The specularity looks a bit high to me (on this render) but the mesh looks great

Awfull lot of work - lets hope folks D/L it

best of luck


  3dcheapskate    ( ) ( posted at 8:57PM Fri, 28 May 2010  · @3650704

"...specularity looks a bit high..." - I think you're right there. The bump detail's getting lost. I'll try reducing it a bit.

"Awfull lot of work" - Yes indeed, but mainly for my own benefit! I've learnt so much over the past few weeks while tidying up this model.

Pete Williams (aka the 3DCheapskate) still posts stupid stuff at all the usual places



  3dcheapskate    ( ) ( posted at 10:23AM Sun, 30 May 2010  · @3651483

It's up on ShareCG now.
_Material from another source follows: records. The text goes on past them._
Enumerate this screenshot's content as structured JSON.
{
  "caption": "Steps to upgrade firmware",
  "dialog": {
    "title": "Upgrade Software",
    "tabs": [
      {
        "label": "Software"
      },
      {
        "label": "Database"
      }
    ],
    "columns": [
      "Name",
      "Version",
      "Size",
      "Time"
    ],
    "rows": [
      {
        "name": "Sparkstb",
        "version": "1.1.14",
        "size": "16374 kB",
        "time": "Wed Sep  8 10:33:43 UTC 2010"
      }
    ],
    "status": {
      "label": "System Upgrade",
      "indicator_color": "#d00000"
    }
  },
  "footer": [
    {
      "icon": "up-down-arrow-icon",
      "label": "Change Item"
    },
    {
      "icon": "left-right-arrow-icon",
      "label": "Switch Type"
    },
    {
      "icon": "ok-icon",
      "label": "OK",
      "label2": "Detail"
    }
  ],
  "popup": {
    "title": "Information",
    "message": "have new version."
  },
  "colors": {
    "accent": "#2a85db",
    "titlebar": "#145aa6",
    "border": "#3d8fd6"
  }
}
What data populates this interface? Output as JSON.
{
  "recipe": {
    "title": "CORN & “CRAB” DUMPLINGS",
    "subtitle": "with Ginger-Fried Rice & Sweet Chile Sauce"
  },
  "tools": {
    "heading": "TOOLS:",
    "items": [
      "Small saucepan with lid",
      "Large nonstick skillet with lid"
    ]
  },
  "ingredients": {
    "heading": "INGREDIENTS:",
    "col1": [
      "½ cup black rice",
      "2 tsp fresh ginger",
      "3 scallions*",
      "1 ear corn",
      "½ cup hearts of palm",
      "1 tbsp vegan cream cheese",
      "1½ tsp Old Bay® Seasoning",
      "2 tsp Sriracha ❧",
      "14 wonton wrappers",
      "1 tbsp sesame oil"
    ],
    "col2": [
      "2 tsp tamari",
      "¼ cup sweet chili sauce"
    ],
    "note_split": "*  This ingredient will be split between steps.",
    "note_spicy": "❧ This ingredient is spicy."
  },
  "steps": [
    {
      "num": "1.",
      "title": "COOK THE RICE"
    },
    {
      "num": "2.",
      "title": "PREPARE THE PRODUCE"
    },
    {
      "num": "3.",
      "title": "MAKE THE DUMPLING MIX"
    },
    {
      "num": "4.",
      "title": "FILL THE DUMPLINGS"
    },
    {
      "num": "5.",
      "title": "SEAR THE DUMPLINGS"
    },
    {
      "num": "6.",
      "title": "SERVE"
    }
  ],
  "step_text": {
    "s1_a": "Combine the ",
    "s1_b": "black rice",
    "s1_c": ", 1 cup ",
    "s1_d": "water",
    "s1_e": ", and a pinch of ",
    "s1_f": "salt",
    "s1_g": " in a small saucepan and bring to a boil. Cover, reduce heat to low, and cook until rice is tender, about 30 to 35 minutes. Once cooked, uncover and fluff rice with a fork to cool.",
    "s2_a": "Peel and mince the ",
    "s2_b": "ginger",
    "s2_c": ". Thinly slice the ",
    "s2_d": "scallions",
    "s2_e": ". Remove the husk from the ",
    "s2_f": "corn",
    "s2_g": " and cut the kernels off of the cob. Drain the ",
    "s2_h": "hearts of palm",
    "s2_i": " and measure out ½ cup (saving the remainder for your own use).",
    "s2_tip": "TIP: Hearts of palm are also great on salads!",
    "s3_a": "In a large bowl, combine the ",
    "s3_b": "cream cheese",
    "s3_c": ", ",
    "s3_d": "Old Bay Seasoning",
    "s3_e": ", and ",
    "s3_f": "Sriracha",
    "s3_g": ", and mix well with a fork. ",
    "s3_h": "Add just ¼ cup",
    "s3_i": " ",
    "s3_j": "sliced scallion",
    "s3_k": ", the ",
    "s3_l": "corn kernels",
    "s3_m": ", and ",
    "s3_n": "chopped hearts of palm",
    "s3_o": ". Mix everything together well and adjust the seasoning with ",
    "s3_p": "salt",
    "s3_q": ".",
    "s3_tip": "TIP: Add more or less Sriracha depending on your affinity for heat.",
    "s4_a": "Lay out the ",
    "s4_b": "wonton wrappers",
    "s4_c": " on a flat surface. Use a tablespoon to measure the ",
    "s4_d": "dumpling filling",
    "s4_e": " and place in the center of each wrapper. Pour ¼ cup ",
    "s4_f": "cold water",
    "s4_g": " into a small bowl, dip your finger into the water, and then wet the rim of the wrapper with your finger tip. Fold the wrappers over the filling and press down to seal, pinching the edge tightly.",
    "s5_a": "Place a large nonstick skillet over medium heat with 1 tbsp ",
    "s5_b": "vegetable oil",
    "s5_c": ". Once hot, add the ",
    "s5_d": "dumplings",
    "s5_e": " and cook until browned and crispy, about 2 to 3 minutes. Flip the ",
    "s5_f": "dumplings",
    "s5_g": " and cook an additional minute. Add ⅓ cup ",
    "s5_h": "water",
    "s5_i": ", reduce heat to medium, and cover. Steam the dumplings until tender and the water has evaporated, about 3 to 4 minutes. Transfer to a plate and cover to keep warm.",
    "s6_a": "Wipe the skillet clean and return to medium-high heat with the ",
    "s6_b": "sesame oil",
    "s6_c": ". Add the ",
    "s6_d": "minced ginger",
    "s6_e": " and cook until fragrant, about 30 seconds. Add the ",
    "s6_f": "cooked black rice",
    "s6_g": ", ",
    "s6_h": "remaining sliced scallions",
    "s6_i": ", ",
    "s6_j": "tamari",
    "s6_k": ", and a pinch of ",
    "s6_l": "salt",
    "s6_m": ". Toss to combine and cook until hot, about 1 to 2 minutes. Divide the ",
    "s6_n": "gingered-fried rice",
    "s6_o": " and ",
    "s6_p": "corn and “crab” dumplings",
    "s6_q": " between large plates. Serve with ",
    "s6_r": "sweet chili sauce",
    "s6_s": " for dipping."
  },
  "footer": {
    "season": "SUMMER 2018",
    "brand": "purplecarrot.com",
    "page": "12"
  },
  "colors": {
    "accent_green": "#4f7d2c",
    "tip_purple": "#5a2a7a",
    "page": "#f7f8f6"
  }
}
Just need to check that the download is all okay, then I'll add posts in the freebies sections.

Pete Williams (aka the 3DCheapskate) still posts stupid stuff at all the usual places



  3dcheapskate    ( ) ( posted at 10:00PM Sun, 30 May 2010 · edited on 10:02PM Sun, 30 May 2010 · @3651850

Also now appearing on Renderosity freestuff.

See my thread in the freestuff forum here http://www.renderosity.com/mod/forumpro/showthread.php?thread_id=2803020

Pete Williams (aka the 3DCheapskate) still posts stupid stuff at all the usual places



  MidnightCarnival    ( ) ( posted at 11:28PM Sun, 30 May 2010  · @3651909

 Forgive me because I'm completely novice and new but that looks like a huge frustration - especially having to get into making illustrations to demonstrate the problem.

With freeware programs like Sculptris and CB Model where everything can be easily molded and glued together are primitive-based modeling programs still practical?

I have a few freeware primitive based programs but hang onto them as more of a 'fun challenge' to learn. Starting off, I'm learning with the above-mentioned clay-style programs because it seems so much more quicker.

But once again, I'm pretty new, what advantages are there in toughing it out with the more complicated to use programs?